Как прежде, он сохранял верность темам, которые составляли его постоянный репертуар с ранних дней и перешли в «Застольные беседы»: его юность в Вене, мировая война и годы борьбы, история, доисторические времена, питание, женщины, искусство и борьба за жизнь. Он возмущался «пляской» танцовщицы Греты Палукки, «уродливой мазней» искусства модерна, фортиссимо Кнаппертсбуша, вынуждавшего оперных певцов срываться на крик, так что они «выглядели как головастики»; говорил о своем отвращении к «тупому мещанству», к «свинарнику» в Ватикане и к «тусклым христианским небесам», и рядом с мыслями об имперской расовой державе, о ловких браконьерах, слонах Ганнибала, катастрофах ледникового периода, «жене Цезаря» или «сброде юристов» соседствовали рекомендации насчет вегетарианского стола, популярной воскресной газеты «с массой картинок» и романом, «из которого девицам есть что почерпнуть» [499]. Оглушенный таким нескончаемым потоком слов, итальянский министр иностранных дел предположил, что Гитлер, вероятно, прежде всего потому так счастлив быть Гитлером, что это дает ему возможность безостановочно говорить [500].

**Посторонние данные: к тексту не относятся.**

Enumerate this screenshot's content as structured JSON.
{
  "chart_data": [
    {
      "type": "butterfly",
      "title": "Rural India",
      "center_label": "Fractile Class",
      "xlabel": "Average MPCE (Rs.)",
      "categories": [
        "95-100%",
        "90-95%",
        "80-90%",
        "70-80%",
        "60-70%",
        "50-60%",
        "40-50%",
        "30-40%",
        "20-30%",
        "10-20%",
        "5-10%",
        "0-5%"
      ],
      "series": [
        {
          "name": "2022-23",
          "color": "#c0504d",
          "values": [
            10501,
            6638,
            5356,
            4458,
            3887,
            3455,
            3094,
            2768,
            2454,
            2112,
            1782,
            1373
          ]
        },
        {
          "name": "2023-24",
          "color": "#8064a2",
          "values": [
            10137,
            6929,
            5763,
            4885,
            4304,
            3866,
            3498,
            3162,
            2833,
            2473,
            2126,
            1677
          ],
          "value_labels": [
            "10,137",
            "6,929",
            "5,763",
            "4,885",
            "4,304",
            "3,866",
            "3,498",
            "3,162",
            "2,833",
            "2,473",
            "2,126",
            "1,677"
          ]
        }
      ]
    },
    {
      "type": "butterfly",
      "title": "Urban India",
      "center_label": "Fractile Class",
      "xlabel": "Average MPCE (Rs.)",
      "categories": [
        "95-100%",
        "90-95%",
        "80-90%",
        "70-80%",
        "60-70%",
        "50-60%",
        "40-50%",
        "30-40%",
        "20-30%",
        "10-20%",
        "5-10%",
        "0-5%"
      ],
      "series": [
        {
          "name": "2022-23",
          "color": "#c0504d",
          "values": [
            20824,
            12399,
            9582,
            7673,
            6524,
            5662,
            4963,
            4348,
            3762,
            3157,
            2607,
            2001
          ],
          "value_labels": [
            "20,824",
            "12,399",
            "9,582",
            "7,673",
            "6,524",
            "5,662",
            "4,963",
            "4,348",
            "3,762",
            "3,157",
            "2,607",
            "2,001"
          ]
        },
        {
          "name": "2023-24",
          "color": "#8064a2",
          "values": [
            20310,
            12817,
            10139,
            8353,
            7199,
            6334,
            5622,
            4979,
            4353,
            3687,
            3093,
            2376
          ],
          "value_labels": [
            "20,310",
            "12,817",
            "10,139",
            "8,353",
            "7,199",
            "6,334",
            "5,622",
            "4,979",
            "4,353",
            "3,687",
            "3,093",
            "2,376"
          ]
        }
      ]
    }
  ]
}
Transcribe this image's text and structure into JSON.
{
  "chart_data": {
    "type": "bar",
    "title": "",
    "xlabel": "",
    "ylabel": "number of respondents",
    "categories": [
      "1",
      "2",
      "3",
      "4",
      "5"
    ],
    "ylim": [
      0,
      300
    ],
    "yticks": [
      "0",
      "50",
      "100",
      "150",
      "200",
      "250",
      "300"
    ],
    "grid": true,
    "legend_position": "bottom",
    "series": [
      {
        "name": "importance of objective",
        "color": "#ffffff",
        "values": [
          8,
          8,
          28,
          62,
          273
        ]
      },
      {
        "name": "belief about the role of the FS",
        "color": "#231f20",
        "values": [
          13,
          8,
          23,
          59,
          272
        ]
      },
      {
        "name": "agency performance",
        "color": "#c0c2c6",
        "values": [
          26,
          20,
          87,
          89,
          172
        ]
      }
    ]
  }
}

Правда, куда больше, чем неисчерпаемость его бесконечных монологов, бросалась в глаза – во всяком случае, это следует из воспоминаний о тех разговорах – вульгарность его выражений, в чем, несомненно, отражалось его происхождение. Не только сами мысли, не только страхи, чаяния и цели оставались неизменными, судя по его излияниям о прошлом; более того, теперь он отбрасывает и весь камуфляж и замашки государственного мужа и во все большей степени возвращается к яростным и заурядным штампам демагога в пивной, а то и обитателя мужского общежития. Не без удовольствия обсуждает он каннибализм среди партизан или в осажденном Ленинграде, называет Рузвельта «душевнобольным идиотом», а речи Черчилля – «вздором беспробудного пьянчуги» и со злостью ругает фон Манштейна «обмочившимся стратегом»; в системе Советской России он хвалит отказ от всякого рода «прекраснодушной гуманности», расписывает, как бы он, случись мятеж в Германии, ответил на него «расстрелом «отребья» в несколько сот тысяч человек», и делает своей излюбленной, «постоянно повторяемой» максимой фразу: «Если кто-то мертв, то сопротивляться уже не может» [501].
К явлениям редукции относилось и наблюдаемое у него сужение интеллектуального горизонта, отбросившее его вновь на уровень представлений партийного руководителя местного масштаба. С конца 1942 – начала 1943 года он смотрел на войну не иначе как под углом зрения увеличенного до глобальных размеров «захвата власти» и уж, во всяком случае, был не в состоянии следить за ее расширением, достигшим масштабов всемирного противоборства. Ведь и во «время борьбы» – так утешал он себя, – он противостоял подавляющему превосходству, был «одним-единственным человеком с маленькой кучкой сторонников»; война – это всего лишь «гигантское повторение» прежнего опыта: «За обедом… шеф указал на то, – говорится в записи одной из «Застольных бесед», – что эта война – точное подобие ситуации из «времен борьбы». То, что происходило тогда как борьба партий на внутреннем фронте, идет сейчас как борьба наций – на внешнем» [502].